Global oil demand growth is expected to slow to 1.2 million barrels per day (mb/d) in 2016, from an average 1.4 mb/d this year, the International Energy Agency said in its Oil Market Report for July. It also said that strong consumption is anticipated in non-OECD Asia.
According to the IEA, world oil demand growth seems to have peaked in the first quarter at 1.8 mb/d and will continue to ease throughout the rest of 2015 and into 2016 as temporary support fades.
Global oil supply surged by 550 000 barrels per day (550 kb/d) in June, on higher output from both OPEC and non-OPEC producers. At 96.6 mb/d, world oil production was an impressive 3.1 mb/d higher than a year earlier, with OPEC crude and natural gas liquids accounting for 60% of the gain. Non-OPEC supply growth is expected to grind to a halt in 2016, as lower oil prices and spending cuts take a toll.
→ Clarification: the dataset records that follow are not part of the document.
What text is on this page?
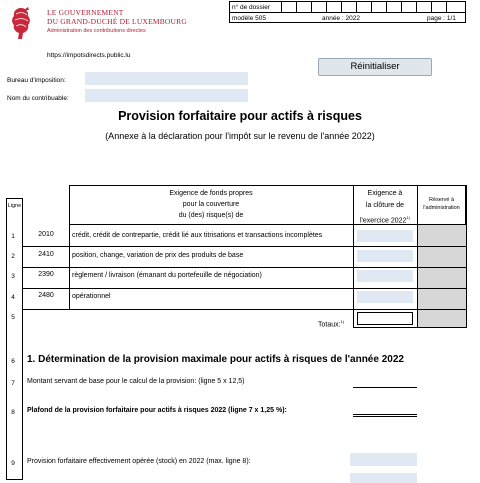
LE GOUVERNEMENT
DU GRAND-DUCHÉ DE LUXEMBOURG
Administration des contributions directes
n° de dossier
modèle 505	année : 2022	page : 1/1
https://impotsdirects.public.lu
Réinitialiser
Bureau d'imposition:
Nom du contribuable:
Provision forfaitaire pour actifs à risques
(Annexe à la déclaration pour l'impôt sur le revenu de l'année 2022)
Ligne
Exigence de fonds propres
pour la couverture
du (des) risque(s) de
Exigence à
la clôture de
l'exercice 2022$^{1)}$
Réservé à
l'administration
1	2010	crédit, crédit de contrepartie, crédit lié aux titrisations et transactions incomplètes
2	2410	position, change, variation de prix des produits de base
3	2390	règlement / livraison (émanant du portefeuille de négociation)
4	2480	opérationnel
5
Totaux:$^{1)}$
6	1. Détermination de la provision maximale pour actifs à risques de l'année 2022
7	Montant servant de base pour le calcul de la provision: (ligne 5 x 12,5)
8	Plafond de la provision forfaitaire pour actifs à risques 2022 (ligne 7 x 1,25 %):
9	Provision forfaitaire effectivement opérée (stock) en 2022 (max. ligne 8):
OPEC output at 3-year high
OPEC crude supply rose by 340 kb/d in June to 31.7 mb/d, a three- year high, led by record high output from Iraq, Saudi Arabia and the United Arab Emirates. OPEC output stood 1.5 mb/d above the previous year. The “call on OPEC crude and stock change” for 2016 is forecast to rise by 1 mb/d, to 30.3 mb/d.
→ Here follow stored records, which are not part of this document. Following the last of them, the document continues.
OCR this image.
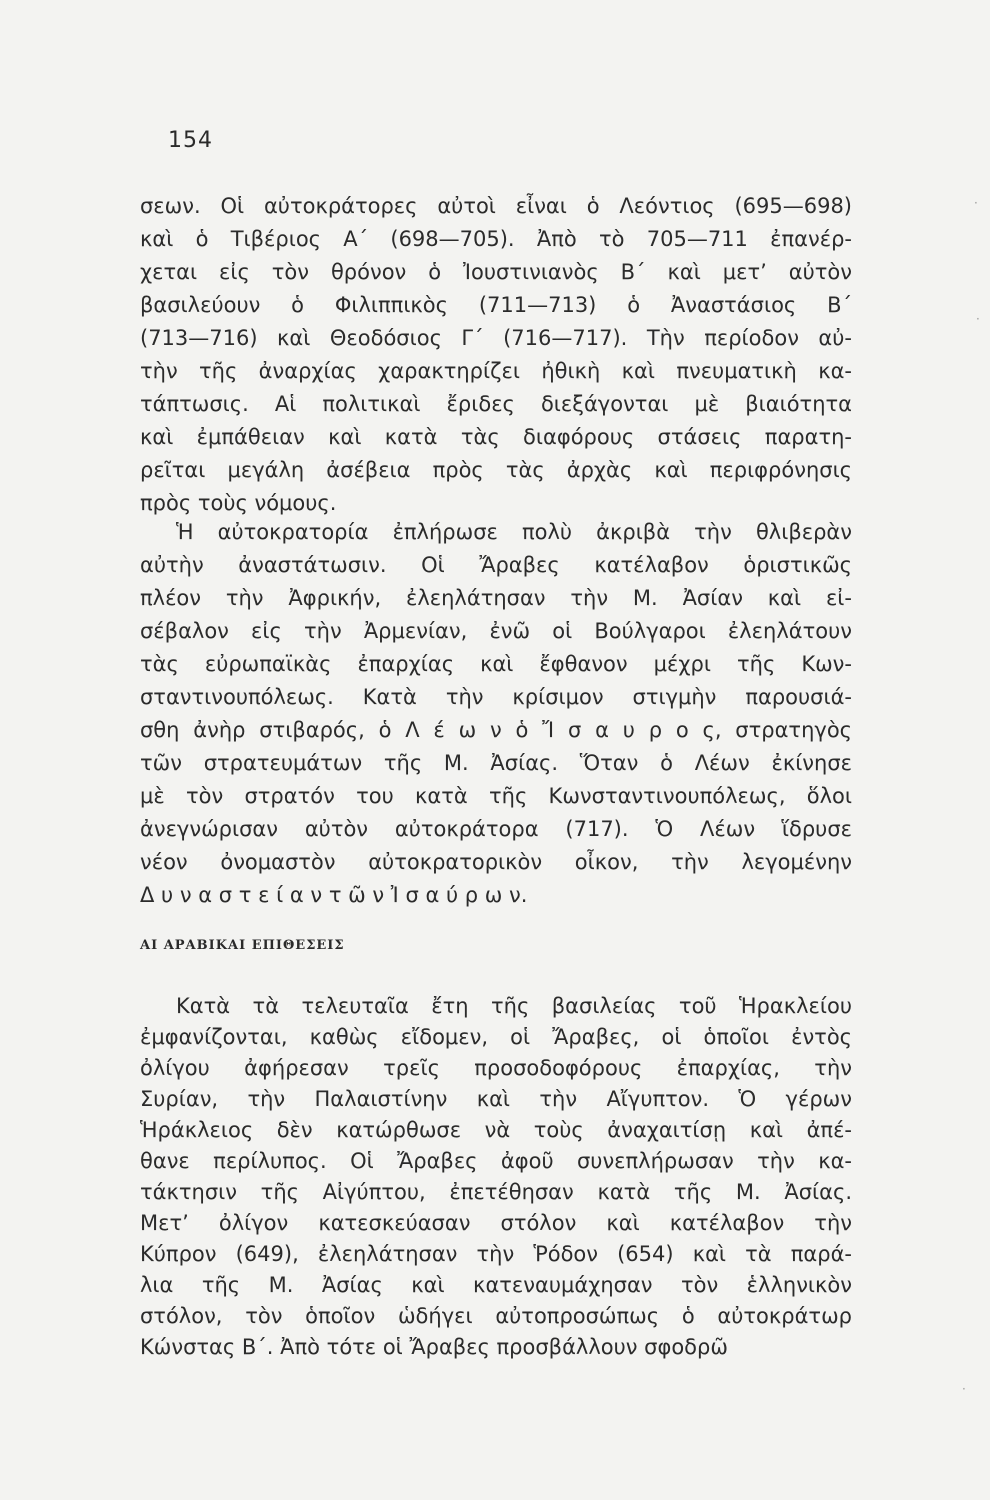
154
σεων. Οἱ αὐτοκράτορες αὐτοὶ εἶναι ὁ Λεόντιος (695—698)
καὶ ὁ Τιβέριος Α΄ (698—705). Ἀπὸ τὸ 705—711 ἐπανέρ-
χεται εἰς τὸν θρόνον ὁ Ἰουστινιανὸς Β΄ καὶ μετ’ αὐτὸν
βασιλεύουν ὁ Φιλιππικὸς (711—713) ὁ Ἀναστάσιος Β΄
(713—716) καὶ Θεοδόσιος Γ΄ (716—717). Τὴν περίοδον αὐ-
τὴν τῆς ἀναρχίας χαρακτηρίζει ἠθικὴ καὶ πνευματικὴ κα-
τάπτωσις. Αἱ πολιτικαὶ ἔριδες διεξάγονται μὲ βιαιότητα
καὶ ἐμπάθειαν καὶ κατὰ τὰς διαφόρους στάσεις παρατη-
ρεῖται μεγάλη ἀσέβεια πρὸς τὰς ἀρχὰς καὶ περιφρόνησις
πρὸς τοὺς νόμους.
Ἡ αὐτοκρατορία ἐπλήρωσε πολὺ ἀκριβὰ τὴν θλιβερὰν
αὐτὴν ἀναστάτωσιν. Οἱ Ἄραβες κατέλαβον ὁριστικῶς
πλέον τὴν Ἀφρικήν, ἐλεηλάτησαν τὴν Μ. Ἀσίαν καὶ εἰ-
σέβαλον εἰς τὴν Ἀρμενίαν, ἐνῶ οἱ Βούλγαροι ἐλεηλάτουν
τὰς εὐρωπαϊκὰς ἐπαρχίας καὶ ἔφθανον μέχρι τῆς Κων-
σταντινουπόλεως. Κατὰ τὴν κρίσιμον στιγμὴν παρουσιά-
σθη ἀνὴρ στιβαρός, ὁ Λ έ ω ν ὁ Ἴ σ α υ ρ ο ς, στρατηγὸς
τῶν στρατευμάτων τῆς Μ. Ἀσίας. Ὅταν ὁ Λέων ἐκίνησε
μὲ τὸν στρατόν του κατὰ τῆς Κωνσταντινουπόλεως, ὅλοι
ἀνεγνώρισαν αὐτὸν αὐτοκράτορα (717). Ὁ Λέων ἵδρυσε
νέον ὀνομαστὸν αὐτοκρατορικὸν οἶκον, τὴν λεγομένην
Δ υ ν α σ τ ε ί α ν τ ῶ ν Ἰ σ α ύ ρ ω ν.
ΑΙ ΑΡΑΒΙΚΑΙ ΕΠΙΘΕΣΕΙΣ
Κατὰ τὰ τελευταῖα ἔτη τῆς βασιλείας τοῦ Ἡρακλείου
ἐμφανίζονται, καθὼς εἴδομεν, οἱ Ἄραβες, οἱ ὁποῖοι ἐντὸς
ὀλίγου ἀφήρεσαν τρεῖς προσοδοφόρους ἐπαρχίας, τὴν
Συρίαν, τὴν Παλαιστίνην καὶ τὴν Αἴγυπτον. Ὁ γέρων
Ἡράκλειος δὲν κατώρθωσε νὰ τοὺς ἀναχαιτίσῃ καὶ ἀπέ-
θανε περίλυπος. Οἱ Ἄραβες ἀφοῦ συνεπλήρωσαν τὴν κα-
τάκτησιν τῆς Αἰγύπτου, ἐπετέθησαν κατὰ τῆς Μ. Ἀσίας.
Μετ’ ὀλίγον κατεσκεύασαν στόλον καὶ κατέλαβον τὴν
Κύπρον (649), ἐλεηλάτησαν τὴν Ῥόδον (654) καὶ τὰ παρά-
λια τῆς Μ. Ἀσίας καὶ κατεναυμάχησαν τὸν ἑλληνικὸν
στόλον, τὸν ὁποῖον ὡδήγει αὐτοπροσώπως ὁ αὐτοκράτωρ
Κώνστας Β΄. Ἀπὸ τότε οἱ Ἄραβες προσβάλλουν σφοδρῶ
·
·
·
OECD industry inventories hit a record 2 876 mb in May, up by a steep 38 mb. Product holdings led the build-up and by end-month covered 30.7 days of forward demand. Global supply and demand balances suggest that the rate of global stock increases quickened rapidly to an astonishing 3.3 mb/d during the second quarter, the IEA said.
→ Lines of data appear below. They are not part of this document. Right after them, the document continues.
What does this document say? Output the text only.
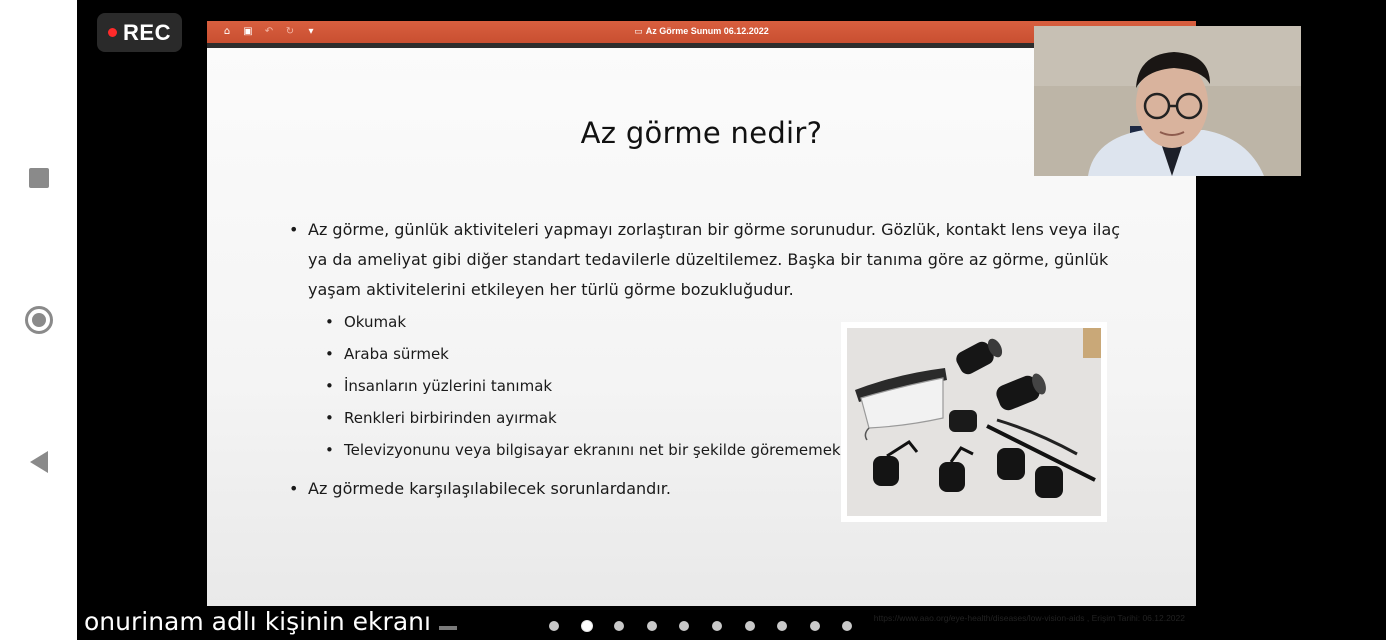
REC	⌂ ▣ ↶ ↻	▾	▭ Az Görme Sunum 06.12.2022
Az görme nedir?
• Az görme, günlük aktiviteleri yapmayı zorlaştıran bir görme sorunudur. Gözlük, kontakt lens veya ilaç ya da ameliyat gibi diğer standart tedavilerle düzeltilemez. Başka bir tanıma göre az görme, günlük yaşam aktivitelerini etkileyen her türlü görme bozukluğudur.
• Okumak
• Araba sürmek
• İnsanların yüzlerini tanımak
• Renkleri birbirinden ayırmak
• Televizyonunu veya bilgisayar ekranını net bir şekilde görememek
• Az görmede karşılaşılabilecek sorunlardandır.
https://www.aao.org/eye-health/diseases/low-vision-aids , Erişim Tarihi: 06.12.2022
onurinam adlı kişinin ekranı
Robust margins spurred stronger-than-expected OECD refinery runs, IEA writes, lifting second-quarter global throughput estimates to 78.7 mb/d. Global refinery throughputs are forecast to increase by a further 0.7 mb/d in the third quarter, with annual gains shifting to the non-OECD. New capacity start-ups in 2015 and 2016 will put margins under pressure.